Many of them, like this one, made an interesting point:
( Courtesy of Anychart: https://playground.anychart.com/gallery/src/Venn_Diagram/Data_Science )
Is there anyone who covers all these areas well enough? Do Data Science Unicorns exist?
The more “experienced” (i.e. older/often sceptical) practitioners in the field wondered whether the term would stand the test of time.
Stand the test of time it has.
As I write this, I checked, and LinkedIn has 681 job posts with “statistician” in them somewhere. 1,139 posts mention “data scientist”.

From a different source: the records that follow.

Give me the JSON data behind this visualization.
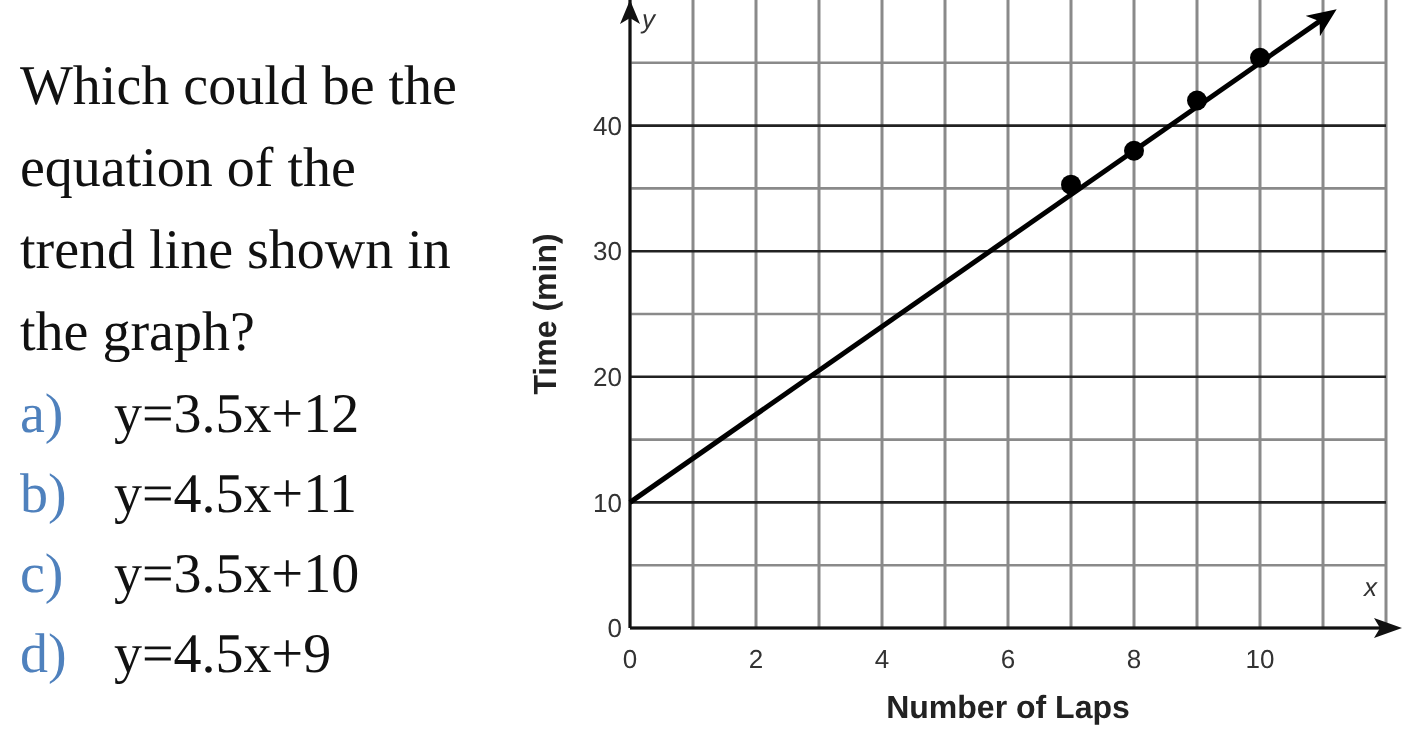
{
  "chart_data": {
    "type": "scatter",
    "xlabel": "Number of Laps",
    "ylabel": "Time (min)",
    "xlim": [
      0,
      12
    ],
    "ylim": [
      0,
      50
    ],
    "xticks": [
      0,
      {
        "value": 1,
        "label": null
      },
      2,
      {
        "value": 3,
        "label": null
      },
      4,
      {
        "value": 5,
        "label": null
      },
      6,
      {
        "value": 7,
        "label": null
      },
      8,
      {
        "value": 9,
        "label": null
      },
      10,
      {
        "value": 11,
        "label": null
      }
    ],
    "yticks": [
      0,
      {
        "value": 5,
        "label": null
      },
      10,
      {
        "value": 15,
        "label": null
      },
      20,
      {
        "value": 25,
        "label": null
      },
      30,
      {
        "value": 35,
        "label": null
      },
      40,
      {
        "value": 45,
        "label": null
      }
    ],
    "grid": true,
    "series": [
      {
        "color": "#000000",
        "marker": "circle",
        "x": [
          7,
          8,
          9,
          10
        ],
        "values": [
          35.3,
          38,
          42,
          45.4
        ]
      },
      {
        "type": "line",
        "color": "#000000",
        "x": [
          0,
          11
        ],
        "values": [
          10,
          48.5
        ],
        "line_style": "solid"
      }
    ],
    "annotations": [
      "Which could be the equation of the trend line shown in the graph?",
      "a) y=3.5x+12",
      "b) y=4.5x+11",
      "c) y=3.5x+10",
      "d) y=4.5x+9",
      "y",
      "x"
    ]
  }
}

One key stream in parallel to this new discipline was the growth of open-source tech. The tech was predominately code-based. So, one central skill a data scientist required was (/is) the ability to code.

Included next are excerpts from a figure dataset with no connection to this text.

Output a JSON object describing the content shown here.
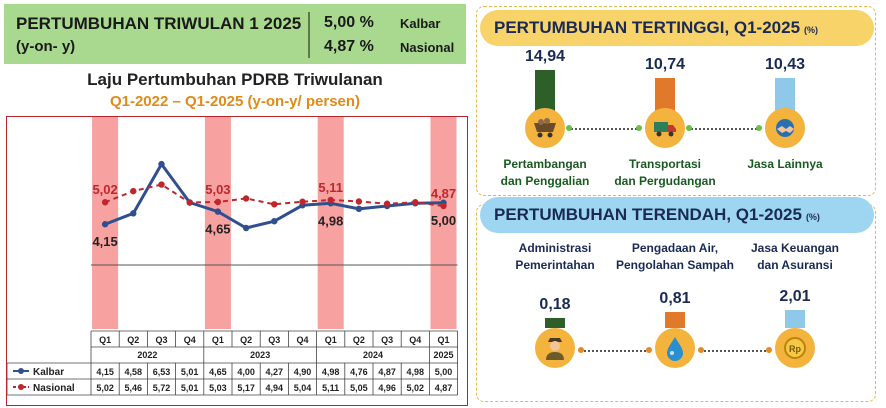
{
  "header": {
    "title": "PERTUMBUHAN TRIWULAN 1 2025",
    "subtitle": "(y-on- y)",
    "value1": "5,00 %",
    "label1": "Kalbar",
    "value2": "4,87 %",
    "label2": "Nasional"
  },
  "chart_data": {
    "type": "line",
    "title": "Laju Pertumbuhan PDRB Triwulanan",
    "subtitle": "Q1-2022 – Q1-2025 (y-on-y/ persen)",
    "quarters": [
      "Q1",
      "Q2",
      "Q3",
      "Q4",
      "Q1",
      "Q2",
      "Q3",
      "Q4",
      "Q1",
      "Q2",
      "Q3",
      "Q4",
      "Q1"
    ],
    "years": [
      {
        "label": "2022",
        "span": 4
      },
      {
        "label": "2023",
        "span": 4
      },
      {
        "label": "2024",
        "span": 4
      },
      {
        "label": "2025",
        "span": 1
      }
    ],
    "series": [
      {
        "name": "Kalbar",
        "color": "#2f4f8f",
        "style": "solid",
        "values": [
          4.15,
          4.58,
          6.53,
          5.01,
          4.65,
          4.0,
          4.27,
          4.9,
          4.98,
          4.76,
          4.87,
          4.98,
          5.0
        ],
        "display": [
          "4,15",
          "4,58",
          "6,53",
          "5,01",
          "4,65",
          "4,00",
          "4,27",
          "4,90",
          "4,98",
          "4,76",
          "4,87",
          "4,98",
          "5,00"
        ]
      },
      {
        "name": "Nasional",
        "color": "#c0272d",
        "style": "dashed",
        "values": [
          5.02,
          5.46,
          5.72,
          5.01,
          5.03,
          5.17,
          4.94,
          5.04,
          5.11,
          5.05,
          4.96,
          5.02,
          4.87
        ],
        "display": [
          "5,02",
          "5,46",
          "5,72",
          "5,01",
          "5,03",
          "5,17",
          "4,94",
          "5,04",
          "5,11",
          "5,05",
          "4,96",
          "5,02",
          "4,87"
        ]
      }
    ],
    "highlight_columns": [
      0,
      4,
      8,
      12
    ],
    "callouts": [
      {
        "index": 0,
        "nasional": "5,02",
        "kalbar": "4,15"
      },
      {
        "index": 4,
        "nasional": "5,03",
        "kalbar": "4,65"
      },
      {
        "index": 8,
        "nasional": "5,11",
        "kalbar": "4,98"
      },
      {
        "index": 12,
        "nasional": "4,87",
        "kalbar": "5,00"
      }
    ],
    "highlight_color": "#f7a1a1",
    "ylim": [
      0,
      8
    ]
  },
  "top_panel": {
    "title": "PERTUMBUHAN TERTINGGI, Q1-2025",
    "unit": "(%)",
    "items": [
      {
        "value": "14,94",
        "label1": "Pertambangan",
        "label2": "dan Penggalian",
        "bar_color": "#2f5f28",
        "icon": "mining-cart-icon"
      },
      {
        "value": "10,74",
        "label1": "Transportasi",
        "label2": "dan Pergudangan",
        "bar_color": "#e07a2a",
        "icon": "truck-icon"
      },
      {
        "value": "10,43",
        "label1": "Jasa Lainnya",
        "label2": "",
        "bar_color": "#8ec9ea",
        "icon": "handshake-icon"
      }
    ]
  },
  "bottom_panel": {
    "title": "PERTUMBUHAN TERENDAH, Q1-2025",
    "unit": "(%)",
    "items": [
      {
        "value": "0,18",
        "label1": "Administrasi",
        "label2": "Pemerintahan",
        "bar_color": "#2f5f28",
        "icon": "officer-icon"
      },
      {
        "value": "0,81",
        "label1": "Pengadaan Air,",
        "label2": "Pengolahan Sampah",
        "bar_color": "#e07a2a",
        "icon": "water-drop-icon"
      },
      {
        "value": "2,01",
        "label1": "Jasa Keuangan",
        "label2": "dan Asuransi",
        "bar_color": "#8ec9ea",
        "icon": "rupiah-coin-icon"
      }
    ]
  }
}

Until this point, there had been a direction of travel in Data Analytics (I will use that label for now as an umbrella for Business Intelligence (BI), Analytics, Statistics, Data Mining, Predictive Analytics, Machine Learning, etc.). To make the process of answering/solving analytical problems, however complex, more visual, automated, and productive. This was achieved through visual User Interfaces like SAS Enterprise Miner, IBM/SPSS Modeler, Rapid Miner, KNIME and others. Not to mention the plethora of friendly UIs in Statistics and BI.

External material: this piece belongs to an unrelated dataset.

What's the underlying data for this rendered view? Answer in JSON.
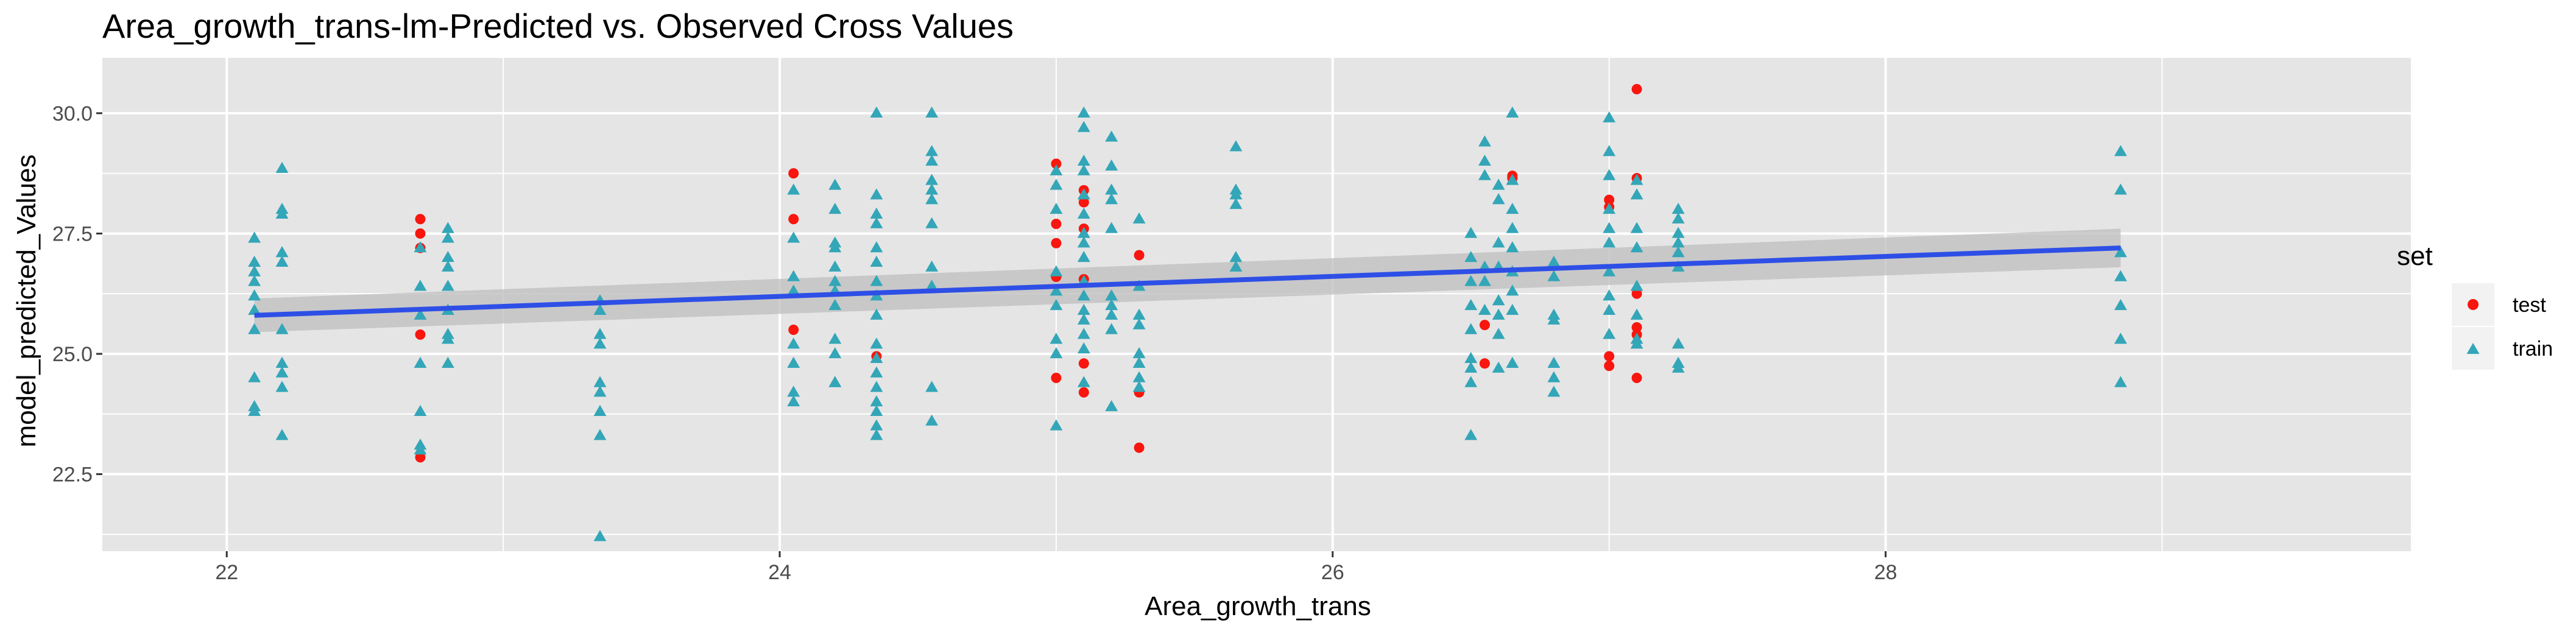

Naturally, the new breed of data scientists tended to be part of the “Computer science” circle in Venn. They were essentially more technical. Python and R emerged as open-source alternatives to commercial (now more visual) analytical tools in parallel.
This technical shift has been compounded in recent years as more tech effort and tooling has been required to get the results of analytics, models and pipelines, deployed into operational systems. MLOps came into being.
The risk with all of this is that the role of the analyst has been somewhat lost in the fog. Data Scientists can get caught up in technical tasks that neglect the importance of being able to analyse, interpret and translate the content of the whole endeavour. To get close to what the numbers mean.
AutoML is a case in point. Automated Machine Learning is a process that automates machine learning model selection, training, and optimisation. I recall passionate discussions in the late 90s about whether letting the machine do this for the analyst was a good idea. We’ve often said that it is a helpful first step. A “range-finder”, if you like, which is part of a hybrid approach. It can get the data scientist to a starting point where they can apply their expertise. I was chuffed to hear an Engineer on the Databricks stand at the recent Big Data LDN conference echo that approach.
We would also advocate that Business/Data Understanding before Data Preparation and Modelling (as per CRISP-DM/DS) is critical even if you apply some of the automated Data Prep/Feature Engineering methods. Here is an excellent post by Dan Cleypaul on Medium that reflects that and emphasises the importance of “Analytical” skills in the Data Science process. He talks about EDA (Exploratory Data Analysis), which is very much grounded in Statistical practice and the work of John Tukey.
So, where does that leave us when it comes to getting Data Science done more effectively? Increasingly, particularly in larger teams, defined roles often split out business analysts and data scientists. Roles like MLOps developer have emerged to cover more of the tech side of the process. But what about smaller teams?
As always, the more polymath a data scientist or an analyst can have, the more effective they are likely to be in everything they do. In other words, let’s all try to be more like “Unicorns”!